La quinta stagione

La quinta stagione Book Cover La quinta stagione
Fulvio Tomizza
Mondadori
1965
9788831709743

1965. Trentenne, Fulvio Tomizza pubblica il suo terzo romanzo, sempre per Mondadori: “La quinta stagione” è la storia di un ragazzo istriano, campagnolo, che cresce negli anni tristi e angoscianti della guerra, e adolescente se la ritrova in casa; e tutto quel che sembrava così cupo e distante, quella gran paura che si cercava di esorcizzare con giochi e simulazioni, finendo forse per pensare di poterla così dominare, a poco a poco si impadronisce della sua quotidianità; e il presente si fa più cupo e freddo ancora. Tomizza riesce a raccontare, con una narrazione quando vivida quando ragazzina quando incredibilmente popolare, i diversi stadi del disastro; lo sguardo del suo protagonista, Stefano Markovic, va prendendo coscienza dei progressivi cambiamenti di scenario e delle disgrazie figlie della guerra civile, e dei più imprevedibili rovesci della sorte, con meraviglia bambina, e vero candore.

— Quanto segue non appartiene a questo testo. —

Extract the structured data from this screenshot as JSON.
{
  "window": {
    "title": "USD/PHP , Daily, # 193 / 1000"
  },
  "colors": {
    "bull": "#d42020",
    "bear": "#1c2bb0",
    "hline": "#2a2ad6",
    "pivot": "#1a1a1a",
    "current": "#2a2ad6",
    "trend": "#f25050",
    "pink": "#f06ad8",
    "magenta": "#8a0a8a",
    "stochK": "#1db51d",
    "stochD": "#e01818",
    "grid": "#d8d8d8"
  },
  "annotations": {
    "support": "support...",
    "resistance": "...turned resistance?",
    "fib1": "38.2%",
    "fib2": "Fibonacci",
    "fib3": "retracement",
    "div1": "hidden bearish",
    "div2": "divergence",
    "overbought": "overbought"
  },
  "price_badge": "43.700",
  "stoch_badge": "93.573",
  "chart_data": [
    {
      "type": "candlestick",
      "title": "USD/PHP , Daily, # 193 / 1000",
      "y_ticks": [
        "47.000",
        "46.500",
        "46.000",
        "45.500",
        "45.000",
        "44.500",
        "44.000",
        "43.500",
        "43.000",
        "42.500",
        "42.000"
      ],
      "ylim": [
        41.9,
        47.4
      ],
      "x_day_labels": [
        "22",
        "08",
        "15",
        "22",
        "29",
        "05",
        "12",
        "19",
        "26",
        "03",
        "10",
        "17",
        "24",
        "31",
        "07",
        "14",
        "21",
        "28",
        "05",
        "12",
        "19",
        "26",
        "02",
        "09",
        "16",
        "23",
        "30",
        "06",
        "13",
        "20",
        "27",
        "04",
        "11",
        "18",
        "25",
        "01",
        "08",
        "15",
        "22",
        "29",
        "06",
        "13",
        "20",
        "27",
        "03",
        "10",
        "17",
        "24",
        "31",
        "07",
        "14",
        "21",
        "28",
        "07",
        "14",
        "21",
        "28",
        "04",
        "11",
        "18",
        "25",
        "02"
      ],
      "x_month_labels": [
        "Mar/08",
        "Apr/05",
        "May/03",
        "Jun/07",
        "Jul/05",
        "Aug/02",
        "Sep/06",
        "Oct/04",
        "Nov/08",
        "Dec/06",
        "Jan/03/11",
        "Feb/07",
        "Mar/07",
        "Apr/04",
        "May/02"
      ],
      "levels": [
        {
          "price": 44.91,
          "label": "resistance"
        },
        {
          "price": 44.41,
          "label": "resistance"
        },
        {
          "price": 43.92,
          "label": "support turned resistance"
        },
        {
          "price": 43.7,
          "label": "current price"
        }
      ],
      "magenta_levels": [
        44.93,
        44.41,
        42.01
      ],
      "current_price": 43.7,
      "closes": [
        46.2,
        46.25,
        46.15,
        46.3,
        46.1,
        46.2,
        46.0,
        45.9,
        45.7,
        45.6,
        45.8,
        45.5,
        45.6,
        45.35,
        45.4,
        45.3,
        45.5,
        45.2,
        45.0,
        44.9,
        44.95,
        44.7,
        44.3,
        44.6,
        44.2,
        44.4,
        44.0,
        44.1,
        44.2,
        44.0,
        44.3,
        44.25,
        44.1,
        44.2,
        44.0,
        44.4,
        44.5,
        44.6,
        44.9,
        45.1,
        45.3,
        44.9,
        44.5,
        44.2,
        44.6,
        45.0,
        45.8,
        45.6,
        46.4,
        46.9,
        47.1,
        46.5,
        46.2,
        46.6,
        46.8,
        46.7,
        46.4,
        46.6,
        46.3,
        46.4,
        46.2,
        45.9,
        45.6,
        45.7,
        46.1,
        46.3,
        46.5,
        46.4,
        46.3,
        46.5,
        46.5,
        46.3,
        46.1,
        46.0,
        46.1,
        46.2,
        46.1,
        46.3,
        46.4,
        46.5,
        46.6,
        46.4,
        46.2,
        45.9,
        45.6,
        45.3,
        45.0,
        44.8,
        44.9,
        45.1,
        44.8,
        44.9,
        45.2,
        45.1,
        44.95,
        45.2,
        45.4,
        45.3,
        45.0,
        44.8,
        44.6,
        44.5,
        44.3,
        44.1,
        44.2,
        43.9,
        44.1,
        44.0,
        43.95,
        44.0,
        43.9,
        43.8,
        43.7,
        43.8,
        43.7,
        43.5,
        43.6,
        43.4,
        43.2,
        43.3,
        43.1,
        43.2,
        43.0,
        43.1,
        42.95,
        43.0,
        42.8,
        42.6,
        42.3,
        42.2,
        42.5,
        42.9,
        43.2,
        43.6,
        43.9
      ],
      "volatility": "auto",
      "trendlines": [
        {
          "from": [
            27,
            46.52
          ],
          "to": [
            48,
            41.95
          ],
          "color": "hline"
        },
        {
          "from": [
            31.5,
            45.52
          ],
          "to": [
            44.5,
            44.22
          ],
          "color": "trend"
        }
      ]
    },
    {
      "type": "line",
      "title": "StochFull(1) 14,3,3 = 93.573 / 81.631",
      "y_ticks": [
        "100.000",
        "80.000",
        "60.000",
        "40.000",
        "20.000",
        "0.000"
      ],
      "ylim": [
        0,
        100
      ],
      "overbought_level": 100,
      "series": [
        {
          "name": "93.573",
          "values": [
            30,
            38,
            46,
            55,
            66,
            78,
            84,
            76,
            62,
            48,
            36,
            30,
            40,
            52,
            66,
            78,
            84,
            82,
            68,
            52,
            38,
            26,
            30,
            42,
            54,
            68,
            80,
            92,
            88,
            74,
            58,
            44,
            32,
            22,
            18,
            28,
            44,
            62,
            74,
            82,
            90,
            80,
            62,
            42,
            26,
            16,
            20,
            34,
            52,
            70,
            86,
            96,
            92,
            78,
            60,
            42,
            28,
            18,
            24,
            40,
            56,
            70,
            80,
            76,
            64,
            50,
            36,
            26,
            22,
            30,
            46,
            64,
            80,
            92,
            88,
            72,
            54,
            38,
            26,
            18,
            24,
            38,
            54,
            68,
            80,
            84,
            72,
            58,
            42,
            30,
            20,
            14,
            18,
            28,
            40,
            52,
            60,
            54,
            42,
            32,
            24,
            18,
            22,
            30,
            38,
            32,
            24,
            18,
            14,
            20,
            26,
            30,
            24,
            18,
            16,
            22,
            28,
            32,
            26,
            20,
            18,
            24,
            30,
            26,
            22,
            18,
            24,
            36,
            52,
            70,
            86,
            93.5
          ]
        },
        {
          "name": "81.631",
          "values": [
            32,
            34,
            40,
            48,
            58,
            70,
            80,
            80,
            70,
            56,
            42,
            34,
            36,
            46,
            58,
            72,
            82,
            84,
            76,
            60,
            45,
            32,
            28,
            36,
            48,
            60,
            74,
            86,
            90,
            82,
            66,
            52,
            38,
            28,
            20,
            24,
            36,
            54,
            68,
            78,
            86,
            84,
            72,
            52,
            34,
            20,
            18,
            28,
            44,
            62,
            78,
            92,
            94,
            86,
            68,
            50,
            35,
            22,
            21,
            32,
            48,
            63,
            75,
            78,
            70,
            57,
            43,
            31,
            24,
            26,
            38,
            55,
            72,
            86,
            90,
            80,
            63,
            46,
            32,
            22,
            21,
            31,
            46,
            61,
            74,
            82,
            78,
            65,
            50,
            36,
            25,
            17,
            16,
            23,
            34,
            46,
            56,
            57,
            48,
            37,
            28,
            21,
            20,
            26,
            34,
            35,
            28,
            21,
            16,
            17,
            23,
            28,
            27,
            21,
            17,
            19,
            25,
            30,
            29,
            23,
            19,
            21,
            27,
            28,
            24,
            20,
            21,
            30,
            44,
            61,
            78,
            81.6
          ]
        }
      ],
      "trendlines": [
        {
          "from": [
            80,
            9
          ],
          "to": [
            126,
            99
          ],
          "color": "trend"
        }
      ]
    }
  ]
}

Bartolomeo Di Monaco ha scritto, della lingua di Tomizza, “che si nutre di parole nate apposta per unire genti diverse. È una scrittura che si guarda intorno alla ricerca di segni, di premonizioni, e ci conduce con sé lungo un percorso accidentato di cui avvertiamo le oscillazioni, come un corpo magro che mostri tutte le sue ossa”. Va detto che in questo libro, molto più che nei precedenti, “Materada” e “La ragazza di Petrovia”, l'artista umaghese adotta primizie lessicali figlie d'un territorio multietnico. E scegliendo certe parole esaspera la veridicità dei sentimenti e dei fatti descritti: non possono che essere accaduti laggiù, e col popolo per protagonista, e proprio in quegli anni se qualcuno chiama i ragazzini, ogni tanto, “dezza” o “dizza moja”, se si finisce per andare dietro una “graia” a liberarsi, se il solletico si chiama “grinzolo”, se la tettoia si chiama “lotria” [dal croato “lotra”, cioè “rastrelliera”], se il prato tra una casa e l'altra si chiama “rodina” [dal croato “rudina”]. Un bel glossario, in appendice, aiuta il lettore nostrano, parlante “taliàn”, a orientarsi a dovere.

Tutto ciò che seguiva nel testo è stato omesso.